Des Soudanais déjà déplacés par le conflit se reposent sous une couverture dans un camp de fortune où ils ont été évacués à la suite d'inondations meurtrières dans la ville de Kassala, dans l'est du pays, le 12 août 2024. Photo AFP
L'émissaire américain pour l'Afrique, Massaad Boulos, a émis l'espoir mercredi que l'aide humanitaire pourra prochainement rentrer à El-Facher, cette ville du Darfour, au Soudan, devenue le principal front de la guerre entre l'armée soudanaise et les paramilitaires FSR.
« Espérons que dans les prochains jours, nous commencerons à voir arriver cette aide tant attendue », a-t-il déclaré à des journalistes, en soulignant que les paramilitaires des Forces de soutien rapide (FSR) avaient accepté d'autoriser l'entrée de l'aide dans la ville assiégée.
« Nous avons discuté avec les FSR et nous sommes mis d'accord sur un moyen de permettre l'acheminement de cette aide humanitaire.
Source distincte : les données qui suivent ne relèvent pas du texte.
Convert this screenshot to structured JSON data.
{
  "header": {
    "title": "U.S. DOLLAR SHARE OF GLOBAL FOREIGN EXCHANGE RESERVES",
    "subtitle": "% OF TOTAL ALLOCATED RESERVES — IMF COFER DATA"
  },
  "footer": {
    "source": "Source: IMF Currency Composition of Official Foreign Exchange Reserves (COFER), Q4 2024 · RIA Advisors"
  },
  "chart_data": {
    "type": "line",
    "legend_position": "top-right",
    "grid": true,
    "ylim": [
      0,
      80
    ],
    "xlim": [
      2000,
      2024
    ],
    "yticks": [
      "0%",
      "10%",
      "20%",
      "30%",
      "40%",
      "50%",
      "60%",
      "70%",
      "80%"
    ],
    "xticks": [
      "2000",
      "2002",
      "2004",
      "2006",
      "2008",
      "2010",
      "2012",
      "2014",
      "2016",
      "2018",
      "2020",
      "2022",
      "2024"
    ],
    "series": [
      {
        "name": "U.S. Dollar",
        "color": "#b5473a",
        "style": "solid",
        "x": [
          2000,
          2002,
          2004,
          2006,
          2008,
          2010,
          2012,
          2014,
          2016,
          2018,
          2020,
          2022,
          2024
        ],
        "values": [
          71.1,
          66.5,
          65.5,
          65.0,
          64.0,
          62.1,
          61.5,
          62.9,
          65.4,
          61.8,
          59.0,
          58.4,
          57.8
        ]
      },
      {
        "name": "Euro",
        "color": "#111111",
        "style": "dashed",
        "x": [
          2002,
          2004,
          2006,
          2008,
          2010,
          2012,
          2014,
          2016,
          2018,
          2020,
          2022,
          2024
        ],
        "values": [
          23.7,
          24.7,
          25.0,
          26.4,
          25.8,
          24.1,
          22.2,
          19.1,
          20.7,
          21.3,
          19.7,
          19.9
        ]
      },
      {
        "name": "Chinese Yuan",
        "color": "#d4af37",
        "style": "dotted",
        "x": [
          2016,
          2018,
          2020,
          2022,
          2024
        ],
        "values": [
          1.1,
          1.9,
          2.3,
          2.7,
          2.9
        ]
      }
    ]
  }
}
Cela se concrétise au moment même où nous parlons », a-t-il ajouté.
L'émissaire américain, un proche du président Donald Trump, rendait compte d'une réunion des pays du « Quad » sur le Soudan (Etats-Unis, Egypte, Arabie saoudite, Emirats arabes unis) qui s'est tenue en marge de l'Assemblée générale de l'ONU à New York et au cours de laquelle les quatre pays « ont réaffirmé l'importance de mettre fin au conflit au Soudan, de rétablir la paix et de répondre aux besoins humanitaires du peuple soudanais », selon un message sur le réseau X.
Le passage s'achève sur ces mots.